As is the case with virtually any form of the disease, early detection and diagnosis dictates the difference between life and death for lung cancer patients. Luckily, lung cancer screening is progressing quickly, and any momentum gained in this regard could mean a much lower mortality rate in patients with this disease.
Before diving into the ways in which screening is transforming, it is important to know what scientists, oncologists and others are fighting against. Here are some general statistics of note:
- The American Lung Association points out that roughly 415,000 individuals have received a lung cancer diagnosis in their lifetime, with more than 224,000 new diagnoses estimated in 2016.
- The organization notes that lung cancer is the most common form of cancer globally, and caused 1.6 million deaths in 2012.
- Americans spent $13.4 billion on lung cancer treatment costs in 2015.
- The American Cancer Society explained that, when lung cancer is caught in the earliest stages, the mortality rate can be far lower.
- About 25 percent of cancer-related deaths are tied to lung cancer, the American Cancer Society noted.
Lung cancer screening is evolving in many direct and indirect ways. Let’s take a look at some of the more notable progressions and changes that have come to fruition in the past few years:
Reasons to Screen
The American Cancer Society explained that screening, specifically low-dose CT (LDCT), was part of a major study known as the National Lung Screening Trial. This report proved that LDCT was more effective than chest x-rays, and might have been the driving force behind this therapy being a standard.
According to ACS, individuals in the study, of which there were 50,000, were far less likely to die of lung cancer if they received LDCT compared to chest x-rays by a margin of 20 percent. What’s more, they were 7 percent less likely to die of other potential causes.
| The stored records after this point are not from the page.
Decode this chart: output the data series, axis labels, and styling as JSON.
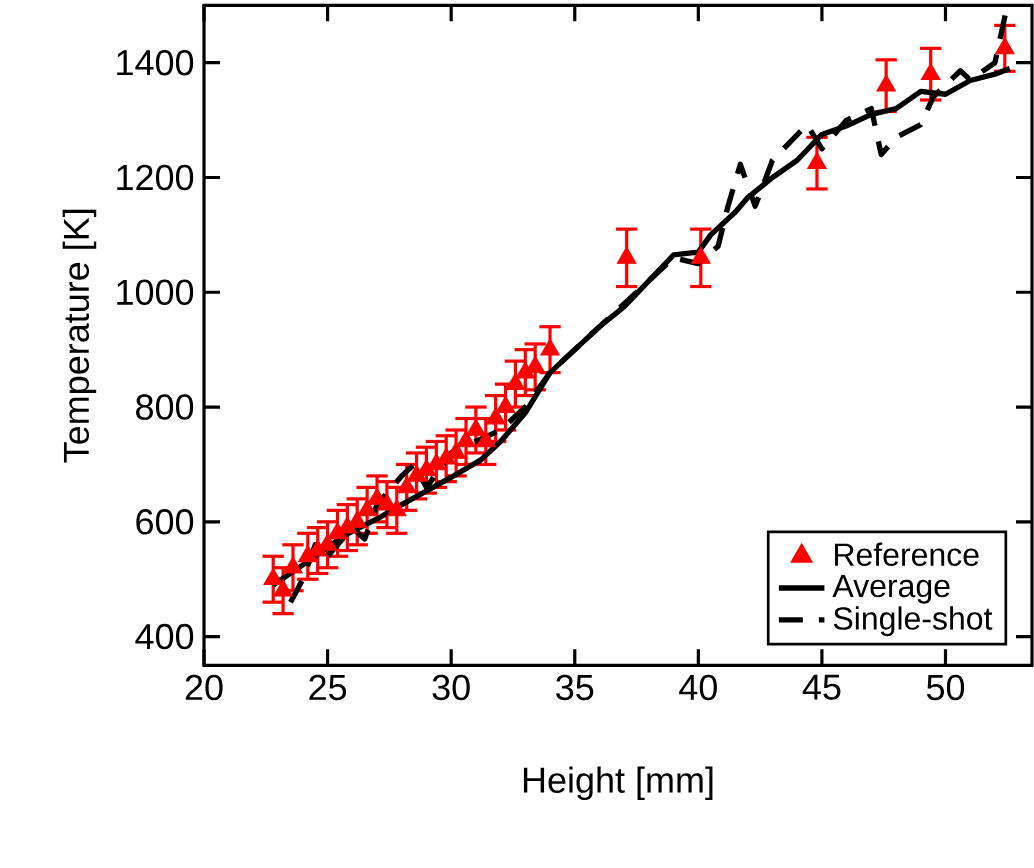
{
  "chart_data": {
    "type": "line",
    "xlabel": "Height [mm]",
    "ylabel": "Temperature [K]",
    "xlim": [
      20,
      53.5
    ],
    "ylim": [
      350,
      1500
    ],
    "xticks": [
      20,
      25,
      30,
      35,
      40,
      45,
      50
    ],
    "yticks": [
      400,
      600,
      800,
      1000,
      1200,
      1400
    ],
    "grid": false,
    "legend": "bottom right",
    "series": [
      {
        "name": "Reference",
        "type": "scatter",
        "marker": "triangle",
        "color": "#ff0000",
        "x": [
          22.8,
          23.2,
          23.6,
          24.2,
          24.6,
          25.0,
          25.4,
          25.8,
          26.2,
          26.6,
          27.0,
          27.4,
          27.8,
          28.2,
          28.6,
          29.0,
          29.4,
          29.8,
          30.2,
          30.6,
          31.0,
          31.4,
          31.8,
          32.2,
          32.6,
          33.0,
          33.4,
          34.0,
          37.1,
          40.1,
          44.8,
          47.6,
          49.4,
          52.4
        ],
        "values": [
          500,
          480,
          520,
          540,
          550,
          560,
          580,
          590,
          600,
          620,
          640,
          630,
          620,
          660,
          680,
          690,
          700,
          710,
          720,
          740,
          760,
          740,
          780,
          800,
          840,
          860,
          870,
          900,
          1060,
          1060,
          1225,
          1360,
          1380,
          1425
        ],
        "errors": [
          40,
          40,
          40,
          40,
          40,
          40,
          40,
          40,
          40,
          40,
          40,
          40,
          40,
          40,
          40,
          40,
          40,
          40,
          40,
          40,
          40,
          40,
          40,
          40,
          40,
          40,
          40,
          40,
          50,
          50,
          45,
          45,
          45,
          40
        ]
      },
      {
        "name": "Average",
        "line_style": "solid",
        "color": "#000000",
        "x": [
          22.8,
          24,
          25,
          25.7,
          27,
          28,
          29.3,
          30.3,
          31.2,
          32,
          33,
          34,
          35,
          36,
          37,
          38,
          39,
          40,
          40.5,
          41.5,
          42,
          43,
          44,
          45,
          46,
          47,
          48,
          49,
          50,
          51,
          52,
          52.6
        ],
        "values": [
          490,
          525,
          555,
          577,
          605,
          630,
          661,
          685,
          708,
          740,
          790,
          860,
          900,
          940,
          975,
          1020,
          1065,
          1070,
          1100,
          1140,
          1165,
          1200,
          1230,
          1275,
          1290,
          1310,
          1320,
          1350,
          1345,
          1369,
          1380,
          1390
        ]
      },
      {
        "name": "Single-shot",
        "line_style": "dashed",
        "color": "#000000",
        "x": [
          23.5,
          24,
          24.5,
          25,
          26,
          26.5,
          27,
          28,
          28.5,
          29,
          30,
          31,
          32,
          33,
          34,
          35,
          36,
          37,
          38,
          39,
          40,
          40.8,
          41.2,
          41.7,
          42.3,
          43,
          44.4,
          45,
          46,
          47,
          47.4,
          48,
          49,
          49.5,
          50.6,
          51,
          52,
          52.5
        ],
        "values": [
          460,
          500,
          560,
          540,
          590,
          570,
          630,
          680,
          700,
          660,
          720,
          740,
          760,
          800,
          860,
          900,
          940,
          980,
          1020,
          1060,
          1050,
          1080,
          1150,
          1223,
          1150,
          1230,
          1292,
          1250,
          1300,
          1320,
          1240,
          1270,
          1292,
          1340,
          1386,
          1370,
          1400,
          1500
        ]
      }
    ]
  }
}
Although this is just one study, it did make it clear that LDCT had substantial benefits that need to be further evaluated. Also important to note here is that the ACS offers specific guidance regarding the types of individuals who should undergo screening. The society argued that individuals 55 to 74 years old who are either smoking or quit within the last 15 years, are in relatively good shape and smoked a high volume of tobacco are the only ones who should be screened.
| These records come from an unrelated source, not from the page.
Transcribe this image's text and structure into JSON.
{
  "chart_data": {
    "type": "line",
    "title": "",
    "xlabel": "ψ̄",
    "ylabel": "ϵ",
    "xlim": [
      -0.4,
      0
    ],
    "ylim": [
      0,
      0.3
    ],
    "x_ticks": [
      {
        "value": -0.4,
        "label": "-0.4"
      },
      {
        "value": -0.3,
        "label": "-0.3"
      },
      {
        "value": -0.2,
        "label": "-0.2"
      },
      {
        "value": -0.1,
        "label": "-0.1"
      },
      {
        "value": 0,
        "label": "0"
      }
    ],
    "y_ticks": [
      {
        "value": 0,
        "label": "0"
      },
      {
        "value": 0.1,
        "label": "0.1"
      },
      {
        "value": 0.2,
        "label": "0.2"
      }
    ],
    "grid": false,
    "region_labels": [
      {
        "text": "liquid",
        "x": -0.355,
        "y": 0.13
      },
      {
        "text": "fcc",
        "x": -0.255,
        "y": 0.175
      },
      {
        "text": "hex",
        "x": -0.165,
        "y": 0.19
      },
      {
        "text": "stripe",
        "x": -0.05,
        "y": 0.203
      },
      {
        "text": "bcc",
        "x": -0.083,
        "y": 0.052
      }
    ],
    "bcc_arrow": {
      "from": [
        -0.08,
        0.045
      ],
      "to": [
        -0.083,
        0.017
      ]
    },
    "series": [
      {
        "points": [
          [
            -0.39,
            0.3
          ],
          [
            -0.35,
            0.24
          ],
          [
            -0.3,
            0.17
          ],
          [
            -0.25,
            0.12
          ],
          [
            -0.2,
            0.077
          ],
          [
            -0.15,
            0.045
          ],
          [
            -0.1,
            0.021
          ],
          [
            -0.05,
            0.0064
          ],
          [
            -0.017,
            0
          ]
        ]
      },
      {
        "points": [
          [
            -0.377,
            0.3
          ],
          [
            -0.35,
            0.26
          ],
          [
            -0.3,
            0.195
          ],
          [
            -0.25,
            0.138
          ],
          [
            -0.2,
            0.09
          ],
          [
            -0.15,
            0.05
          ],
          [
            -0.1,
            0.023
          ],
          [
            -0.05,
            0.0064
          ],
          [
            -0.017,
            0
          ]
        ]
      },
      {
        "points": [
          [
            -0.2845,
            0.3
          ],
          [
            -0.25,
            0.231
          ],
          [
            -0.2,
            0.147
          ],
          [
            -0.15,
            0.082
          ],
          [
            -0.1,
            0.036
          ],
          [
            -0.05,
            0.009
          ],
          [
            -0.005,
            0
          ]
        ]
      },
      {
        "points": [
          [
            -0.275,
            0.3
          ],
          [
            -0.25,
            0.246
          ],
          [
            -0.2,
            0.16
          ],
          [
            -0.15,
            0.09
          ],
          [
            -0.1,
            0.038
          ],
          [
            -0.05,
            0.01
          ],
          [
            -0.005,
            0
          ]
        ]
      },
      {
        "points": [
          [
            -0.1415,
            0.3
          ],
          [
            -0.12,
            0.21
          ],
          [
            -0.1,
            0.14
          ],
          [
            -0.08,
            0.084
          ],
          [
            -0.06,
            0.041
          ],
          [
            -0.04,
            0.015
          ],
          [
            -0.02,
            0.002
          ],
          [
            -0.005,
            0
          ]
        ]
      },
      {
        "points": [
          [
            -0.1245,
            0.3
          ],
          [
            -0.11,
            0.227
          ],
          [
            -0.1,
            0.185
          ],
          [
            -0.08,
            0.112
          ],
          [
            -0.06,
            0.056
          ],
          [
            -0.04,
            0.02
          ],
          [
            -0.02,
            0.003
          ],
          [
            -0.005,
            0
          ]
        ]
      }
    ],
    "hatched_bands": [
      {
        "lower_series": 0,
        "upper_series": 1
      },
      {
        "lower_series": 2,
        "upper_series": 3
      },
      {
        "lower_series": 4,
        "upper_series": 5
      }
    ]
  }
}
There are many reasons why screening candidates represent such a small portion of the population.
Hot and Cold
First and foremost, the U.S. Centers for Disease Control and Prevention explained that LDCT screening is the only recommended procedure for lung cancer, and even these methods have high rates of false-positive results. This has been a major factor in the implementation of changes to certain organizations’ policies and structures in the past year since the U.S. Preventive Services Task Force made its recommendation to begin covering such screening procedures.
The most recent example comes from the Veterans Health Administration, which launched a trial and study called the Lung Cancer Screening Demonstration Project. Medscape reported that the implementation process went anything but smoothly, and that the VHA found the screening process to come with greater risks and negative outcomes than advantages. This could impact the CMS stance on the matter in the future.
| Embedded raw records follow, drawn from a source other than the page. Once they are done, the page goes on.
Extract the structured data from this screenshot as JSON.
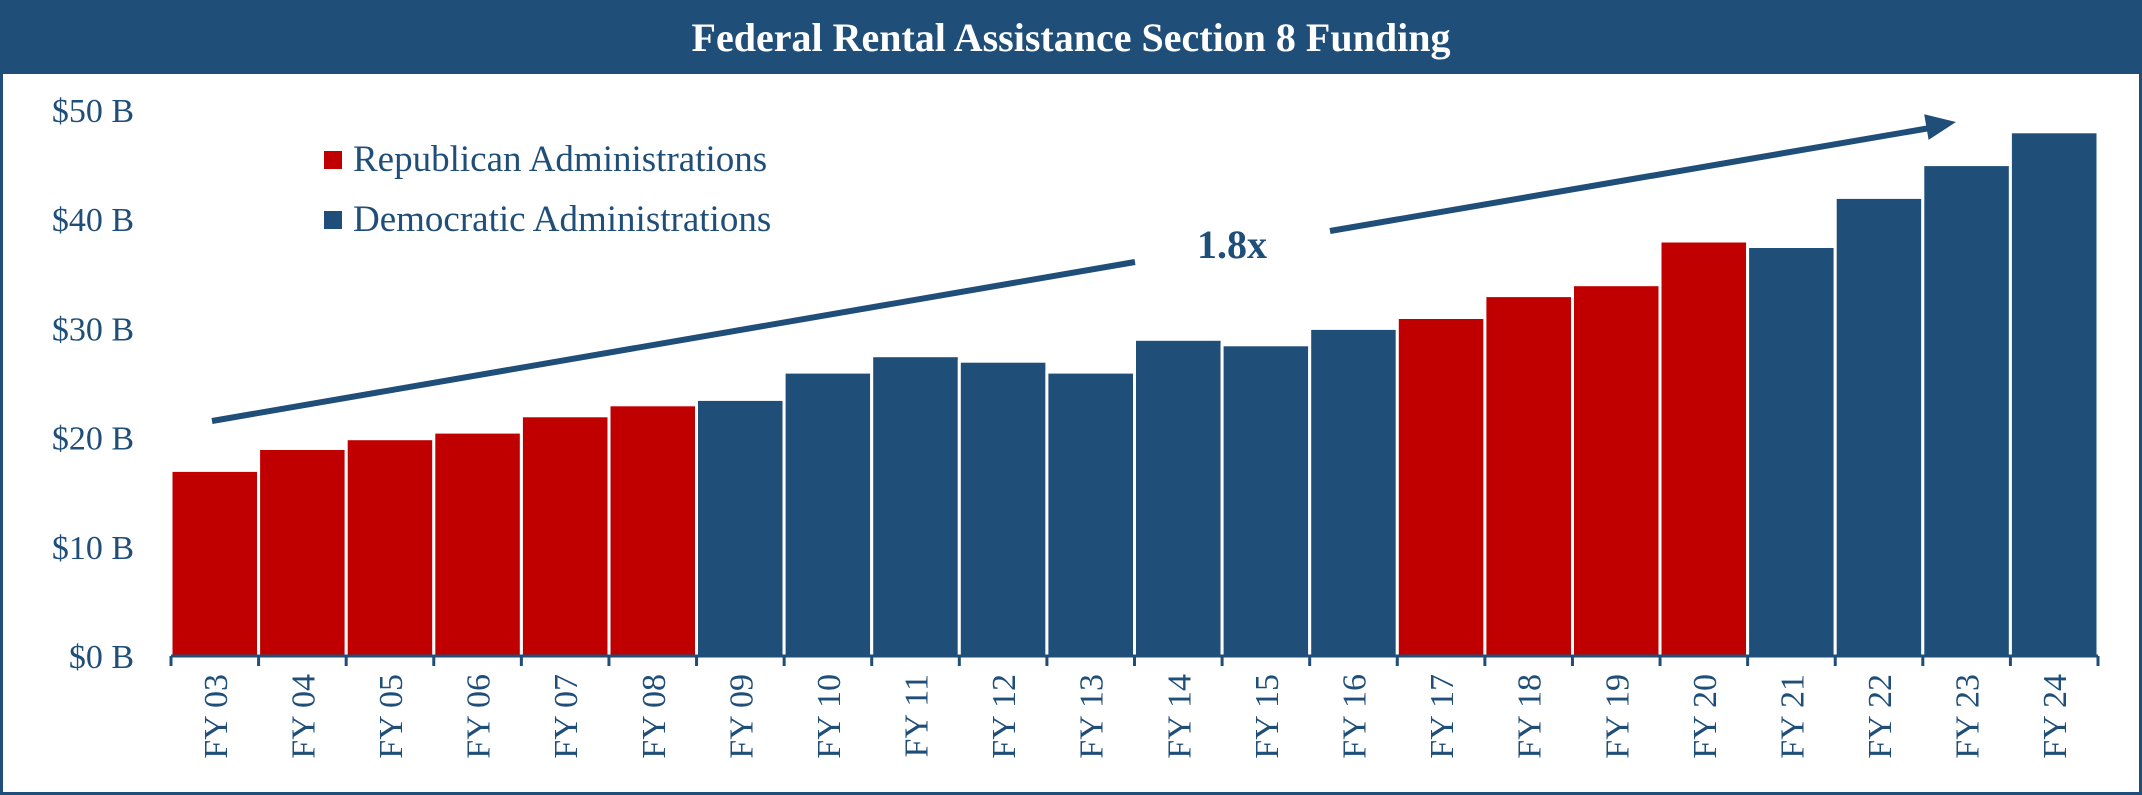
{
  "chart_data": {
    "type": "bar",
    "title": "Federal Rental Assistance Section 8 Funding",
    "xlabel": "",
    "ylabel": "",
    "ylim": [
      0,
      50
    ],
    "y_ticks": [
      "$0 B",
      "$10 B",
      "$20 B",
      "$30 B",
      "$40 B",
      "$50 B"
    ],
    "y_tick_values": [
      0,
      10,
      20,
      30,
      40,
      50
    ],
    "categories": [
      "FY 03",
      "FY 04",
      "FY 05",
      "FY 06",
      "FY 07",
      "FY 08",
      "FY 09",
      "FY 10",
      "FY 11",
      "FY 12",
      "FY 13",
      "FY 14",
      "FY 15",
      "FY 16",
      "FY 17",
      "FY 18",
      "FY 19",
      "FY 20",
      "FY 21",
      "FY 22",
      "FY 23",
      "FY 24"
    ],
    "values": [
      17.0,
      19.0,
      19.9,
      20.5,
      22.0,
      23.0,
      23.5,
      26.0,
      27.5,
      27.0,
      26.0,
      29.0,
      28.5,
      30.0,
      31.0,
      33.0,
      34.0,
      38.0,
      37.5,
      42.0,
      45.0,
      48.0
    ],
    "party": [
      "R",
      "R",
      "R",
      "R",
      "R",
      "R",
      "D",
      "D",
      "D",
      "D",
      "D",
      "D",
      "D",
      "D",
      "R",
      "R",
      "R",
      "R",
      "D",
      "D",
      "D",
      "D"
    ],
    "legend": [
      {
        "key": "R",
        "label": "Republican Administrations",
        "color": "#c00000"
      },
      {
        "key": "D",
        "label": "Democratic Administrations",
        "color": "#1f4e79"
      }
    ],
    "legend_position": "top-left",
    "annotation": "1.8x",
    "grid": false
  }
}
“During the process of setting up the project, we found that lung cancer screening is far more than just a scan,” said Linda S. Kinsinger, MD, MPH, one of the authors of the study, according to the news provider. “It required developing new materials and ensuring collaboration and coordination between various clinical services and between clinical services and patients.”
Notably, Medscape pointed out that this was the first such carefully monitored implementation process on a large-scale lung cancer screening project. While the results were mostly negative and disheartening, CMS will not be likely to make a major change – nor will the U.S. Preventive Services Task Force reverse its recommendation – until more data has been accrued. Remember, this is only a year old.
However, the study’s authors were in agreement that this particular screening project was anything but positive.
“The findings of the VHA study and my own experience in reviewing the data indicates that LCS [lung cancer screening] is not the slam dunk we were told it would be,” Rita Redberg, MD, MSc, told Medscape. “It is quite clear from this study that a substantial proportion of patients are harmed and many do not get the benefits. Indeed, we are learning more and more that early detection is not always better and that we detect things we do not need to worry about.”
Other issues included high incidence rates of false-positives and the identification of other health problems that skewed results, including pulmonary malfunction and emphysema.
Seattle Cancer Care Alliance echoes these concerns, but did note that when LDCT screening is used properly, it can save lives and prevent individuals from being diagnosed too late. According to the alliance, 75 percent of lung cancer patients are diagnosed with the disease once it has already advanced, metastasized or reached an incurable level.
This is why high-risk patients who fit the guidelines of entities like ACS and SCCA should be screened. Early detection using radiology can – and often does – have a tremendous impact on patient outcomes.
Plenty More to Come
This shows that even the most tried-and-true screening methods leveraged by the nation’s medical facilities and oncology departments will not always be accurate, nor will they be easy to manage in practice. Professionals who are stepping into positions that will come with responsibilities related to lung cancer screening need to keep up-to-date with all of the latest research and literature on the topic.
With the right education and a commitment to staying current on the news, professionals will likely be able to continue improving the outcomes of lung cancer screening endeavors.